In this case I would rather pass user_token via context like this:

@tool(parse_docstring=True)
async def get_layer_features(
    layer_name: str,
) -> list[LayerFeature | ErrorData]:
    """
    Fetch and return layer features (fields) for a given layer name.

    Args:
        layer_name: The layer name to fetch features for.
        user_token: Optional user token for accessing private layers.
    """
    if runtime and getattr(runtime, "context", None):
        user_token = runtime.context.get("user_token")
    # ... use `token` to fetch and return features ...
response = await agent.ainvoke(
    {
        "input": request.message,
        "chat_history": format_chat_history(request.histories),
        # do not include user_token here; the LLM tool-call won't pass it
    },
    context={"user_token": request.user_token},
)

Hi @pawel-twardziak

Thank you for suggesting the solution. I have worked around with several approaches such as:

  • Try migrate my current AgentExecutor to LangGraph Workflow to use runtime context, but LangGraph not validate my context_schema.
  • Try to update to the pre-release version of LangChain (1.0.0rc2) and its following packages, I change the code to utilize the ToolRuntime but it still not worked.

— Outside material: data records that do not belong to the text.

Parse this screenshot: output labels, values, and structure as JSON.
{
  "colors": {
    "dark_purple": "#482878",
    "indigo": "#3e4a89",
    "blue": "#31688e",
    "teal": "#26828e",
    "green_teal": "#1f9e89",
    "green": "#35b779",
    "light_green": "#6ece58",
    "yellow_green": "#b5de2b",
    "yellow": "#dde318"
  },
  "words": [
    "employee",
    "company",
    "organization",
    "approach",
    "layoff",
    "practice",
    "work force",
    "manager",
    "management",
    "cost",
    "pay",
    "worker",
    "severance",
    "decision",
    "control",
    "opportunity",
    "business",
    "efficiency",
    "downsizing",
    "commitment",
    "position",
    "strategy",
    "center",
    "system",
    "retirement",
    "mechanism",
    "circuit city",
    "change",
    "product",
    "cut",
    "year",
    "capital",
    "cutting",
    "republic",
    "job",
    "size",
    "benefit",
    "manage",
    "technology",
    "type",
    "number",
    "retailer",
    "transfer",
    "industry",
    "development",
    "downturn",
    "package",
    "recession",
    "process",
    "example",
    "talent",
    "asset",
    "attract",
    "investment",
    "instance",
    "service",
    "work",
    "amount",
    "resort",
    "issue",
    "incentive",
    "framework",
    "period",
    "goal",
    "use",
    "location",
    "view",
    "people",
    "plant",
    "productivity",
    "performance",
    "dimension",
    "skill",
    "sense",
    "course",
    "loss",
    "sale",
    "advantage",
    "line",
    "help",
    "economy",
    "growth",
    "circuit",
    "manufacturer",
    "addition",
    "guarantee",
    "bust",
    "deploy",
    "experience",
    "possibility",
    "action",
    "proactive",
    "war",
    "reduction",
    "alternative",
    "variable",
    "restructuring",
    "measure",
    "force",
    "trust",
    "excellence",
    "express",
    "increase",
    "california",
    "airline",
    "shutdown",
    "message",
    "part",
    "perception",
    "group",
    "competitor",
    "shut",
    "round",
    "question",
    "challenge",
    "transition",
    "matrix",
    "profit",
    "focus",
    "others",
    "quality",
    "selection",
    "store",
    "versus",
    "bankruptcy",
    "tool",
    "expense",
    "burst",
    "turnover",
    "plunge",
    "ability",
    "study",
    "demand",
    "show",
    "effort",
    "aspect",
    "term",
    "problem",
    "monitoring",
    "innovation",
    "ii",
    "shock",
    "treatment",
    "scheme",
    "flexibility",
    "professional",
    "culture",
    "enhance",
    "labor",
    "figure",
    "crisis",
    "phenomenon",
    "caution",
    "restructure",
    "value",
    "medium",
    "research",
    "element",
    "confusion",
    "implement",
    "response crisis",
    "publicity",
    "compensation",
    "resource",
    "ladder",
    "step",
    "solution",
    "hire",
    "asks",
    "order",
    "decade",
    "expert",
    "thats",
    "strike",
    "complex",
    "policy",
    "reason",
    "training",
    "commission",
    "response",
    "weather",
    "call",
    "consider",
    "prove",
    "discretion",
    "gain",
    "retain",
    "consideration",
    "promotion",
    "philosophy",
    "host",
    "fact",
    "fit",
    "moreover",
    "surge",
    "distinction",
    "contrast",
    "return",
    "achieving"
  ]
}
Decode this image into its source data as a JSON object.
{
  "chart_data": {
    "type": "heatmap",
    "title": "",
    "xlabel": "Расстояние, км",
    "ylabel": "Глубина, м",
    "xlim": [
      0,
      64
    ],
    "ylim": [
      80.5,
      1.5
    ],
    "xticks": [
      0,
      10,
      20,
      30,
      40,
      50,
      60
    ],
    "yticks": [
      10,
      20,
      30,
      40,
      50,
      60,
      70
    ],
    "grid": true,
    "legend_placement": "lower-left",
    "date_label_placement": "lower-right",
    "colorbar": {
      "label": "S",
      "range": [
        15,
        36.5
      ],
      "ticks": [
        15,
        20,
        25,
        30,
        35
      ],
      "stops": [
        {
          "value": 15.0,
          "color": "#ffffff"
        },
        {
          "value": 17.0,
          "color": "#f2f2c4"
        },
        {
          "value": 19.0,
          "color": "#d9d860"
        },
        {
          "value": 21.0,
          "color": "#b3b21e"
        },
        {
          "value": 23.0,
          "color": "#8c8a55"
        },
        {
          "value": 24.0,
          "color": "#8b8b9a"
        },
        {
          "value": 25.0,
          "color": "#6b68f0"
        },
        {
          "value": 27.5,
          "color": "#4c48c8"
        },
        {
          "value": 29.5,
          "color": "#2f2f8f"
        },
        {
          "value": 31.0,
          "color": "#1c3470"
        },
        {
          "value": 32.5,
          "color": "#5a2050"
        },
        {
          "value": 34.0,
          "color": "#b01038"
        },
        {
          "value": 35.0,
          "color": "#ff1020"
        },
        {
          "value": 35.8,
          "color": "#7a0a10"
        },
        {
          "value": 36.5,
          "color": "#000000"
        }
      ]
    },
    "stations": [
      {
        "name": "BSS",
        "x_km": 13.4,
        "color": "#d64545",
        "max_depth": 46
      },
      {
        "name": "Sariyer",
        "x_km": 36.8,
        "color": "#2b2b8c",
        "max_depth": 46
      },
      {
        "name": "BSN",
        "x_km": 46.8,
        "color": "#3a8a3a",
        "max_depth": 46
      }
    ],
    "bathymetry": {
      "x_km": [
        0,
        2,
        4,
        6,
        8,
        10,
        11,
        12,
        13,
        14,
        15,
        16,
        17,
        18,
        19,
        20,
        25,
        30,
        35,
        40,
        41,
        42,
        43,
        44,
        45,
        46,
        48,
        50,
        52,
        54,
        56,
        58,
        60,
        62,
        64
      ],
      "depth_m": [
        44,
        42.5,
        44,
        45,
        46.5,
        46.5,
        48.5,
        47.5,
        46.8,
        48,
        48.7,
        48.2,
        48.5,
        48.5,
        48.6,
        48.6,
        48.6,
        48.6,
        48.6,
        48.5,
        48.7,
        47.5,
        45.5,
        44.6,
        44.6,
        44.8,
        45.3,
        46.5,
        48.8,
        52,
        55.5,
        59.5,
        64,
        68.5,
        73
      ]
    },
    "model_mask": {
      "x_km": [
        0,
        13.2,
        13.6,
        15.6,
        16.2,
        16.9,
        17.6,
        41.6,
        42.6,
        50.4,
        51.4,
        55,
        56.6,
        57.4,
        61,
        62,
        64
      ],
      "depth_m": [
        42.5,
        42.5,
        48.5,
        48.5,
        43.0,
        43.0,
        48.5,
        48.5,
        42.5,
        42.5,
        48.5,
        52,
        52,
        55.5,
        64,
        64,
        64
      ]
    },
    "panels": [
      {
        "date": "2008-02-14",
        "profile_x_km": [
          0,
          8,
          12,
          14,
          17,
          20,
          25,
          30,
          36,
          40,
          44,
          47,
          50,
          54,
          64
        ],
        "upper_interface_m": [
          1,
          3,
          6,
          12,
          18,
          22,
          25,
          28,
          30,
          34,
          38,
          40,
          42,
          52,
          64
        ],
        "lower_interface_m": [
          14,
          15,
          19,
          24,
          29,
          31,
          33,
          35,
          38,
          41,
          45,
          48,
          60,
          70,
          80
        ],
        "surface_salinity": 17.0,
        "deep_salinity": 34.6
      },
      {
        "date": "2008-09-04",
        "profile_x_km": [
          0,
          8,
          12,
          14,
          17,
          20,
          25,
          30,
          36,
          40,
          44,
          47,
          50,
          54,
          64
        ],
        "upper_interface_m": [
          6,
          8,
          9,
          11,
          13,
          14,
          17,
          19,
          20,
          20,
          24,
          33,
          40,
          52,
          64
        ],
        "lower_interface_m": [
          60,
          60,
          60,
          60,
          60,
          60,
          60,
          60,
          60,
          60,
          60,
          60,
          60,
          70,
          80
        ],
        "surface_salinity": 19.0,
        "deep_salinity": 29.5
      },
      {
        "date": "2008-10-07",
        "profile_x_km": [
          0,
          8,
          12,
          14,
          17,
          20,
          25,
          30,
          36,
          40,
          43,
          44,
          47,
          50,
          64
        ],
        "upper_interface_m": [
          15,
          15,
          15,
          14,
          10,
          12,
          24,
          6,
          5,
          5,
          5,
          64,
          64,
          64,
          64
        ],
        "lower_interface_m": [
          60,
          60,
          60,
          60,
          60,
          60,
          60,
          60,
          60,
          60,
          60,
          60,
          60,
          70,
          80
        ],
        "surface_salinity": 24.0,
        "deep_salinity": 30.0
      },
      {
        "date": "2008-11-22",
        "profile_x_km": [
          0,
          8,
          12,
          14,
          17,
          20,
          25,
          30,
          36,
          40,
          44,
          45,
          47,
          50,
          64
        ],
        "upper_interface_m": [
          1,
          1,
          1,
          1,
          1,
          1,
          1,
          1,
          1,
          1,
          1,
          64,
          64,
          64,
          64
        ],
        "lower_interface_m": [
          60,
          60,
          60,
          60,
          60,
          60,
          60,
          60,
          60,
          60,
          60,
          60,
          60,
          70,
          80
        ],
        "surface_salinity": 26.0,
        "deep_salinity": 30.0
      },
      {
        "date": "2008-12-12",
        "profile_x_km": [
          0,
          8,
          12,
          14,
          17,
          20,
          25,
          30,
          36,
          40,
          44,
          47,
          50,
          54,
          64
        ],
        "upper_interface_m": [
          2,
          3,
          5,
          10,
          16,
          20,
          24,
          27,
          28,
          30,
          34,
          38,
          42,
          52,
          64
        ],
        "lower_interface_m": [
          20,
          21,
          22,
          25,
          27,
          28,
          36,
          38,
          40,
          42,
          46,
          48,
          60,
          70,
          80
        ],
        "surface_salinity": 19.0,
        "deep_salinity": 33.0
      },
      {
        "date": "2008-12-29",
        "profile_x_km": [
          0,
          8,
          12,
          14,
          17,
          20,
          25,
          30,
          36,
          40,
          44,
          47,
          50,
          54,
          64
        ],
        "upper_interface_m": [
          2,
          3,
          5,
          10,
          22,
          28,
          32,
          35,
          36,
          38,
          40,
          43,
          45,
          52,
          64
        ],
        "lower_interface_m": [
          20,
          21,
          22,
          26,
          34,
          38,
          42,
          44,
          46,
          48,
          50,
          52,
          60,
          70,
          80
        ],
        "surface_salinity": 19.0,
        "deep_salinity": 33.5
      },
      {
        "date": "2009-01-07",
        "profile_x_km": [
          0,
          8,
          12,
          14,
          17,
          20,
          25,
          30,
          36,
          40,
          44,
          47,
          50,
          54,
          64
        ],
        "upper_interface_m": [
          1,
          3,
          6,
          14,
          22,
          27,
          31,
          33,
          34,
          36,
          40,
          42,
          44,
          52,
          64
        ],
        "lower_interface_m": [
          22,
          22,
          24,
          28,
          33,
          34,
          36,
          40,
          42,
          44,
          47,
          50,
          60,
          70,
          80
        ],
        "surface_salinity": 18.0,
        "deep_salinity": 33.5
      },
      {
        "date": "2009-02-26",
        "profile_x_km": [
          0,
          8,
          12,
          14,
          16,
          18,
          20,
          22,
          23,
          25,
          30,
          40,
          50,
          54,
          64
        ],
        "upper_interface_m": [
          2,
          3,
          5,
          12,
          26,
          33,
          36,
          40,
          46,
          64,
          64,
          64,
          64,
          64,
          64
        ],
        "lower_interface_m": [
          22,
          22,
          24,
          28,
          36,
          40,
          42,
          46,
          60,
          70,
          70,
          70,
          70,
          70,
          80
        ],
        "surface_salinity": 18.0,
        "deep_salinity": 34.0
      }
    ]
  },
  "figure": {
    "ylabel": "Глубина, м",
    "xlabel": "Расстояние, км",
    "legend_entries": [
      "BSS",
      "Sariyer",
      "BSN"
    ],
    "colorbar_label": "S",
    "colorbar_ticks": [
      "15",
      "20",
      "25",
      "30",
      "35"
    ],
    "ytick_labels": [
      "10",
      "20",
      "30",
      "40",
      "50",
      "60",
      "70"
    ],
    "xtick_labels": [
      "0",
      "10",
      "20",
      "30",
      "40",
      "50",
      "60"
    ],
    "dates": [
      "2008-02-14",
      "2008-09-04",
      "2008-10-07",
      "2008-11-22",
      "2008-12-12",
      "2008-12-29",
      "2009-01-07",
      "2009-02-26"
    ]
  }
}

Finally, I use the wrapped function to the tool as below and it finally worked:

def get_layer_features(user_token: str | None = None):
    @tool
    async def _get_layer_features(
        type: LayerType,
        layer_name: str,
    ) -> list[LayerFeature | ErrorData]:
        '''
        Fetch and return layer features (fields) for a given layer name.
        Must use `get_layer_features` tool first to get field details.
        If user is asking for each layer's details, use this tool to get features for future queries.
        '''
        nonlocal user_token
        ...
    return _get_layer_features

However, I have some concern about the performance when python always create a new instance of AgentExecutor on every requests. I hope it not affect too much the performance.

Hope this topic is useful for whose want to deal with tools in LangChain.

Hi @Ming-doan

that is interesting, could you show the code when “LangGraph not validate my context_schema”? I am curious since it works for me.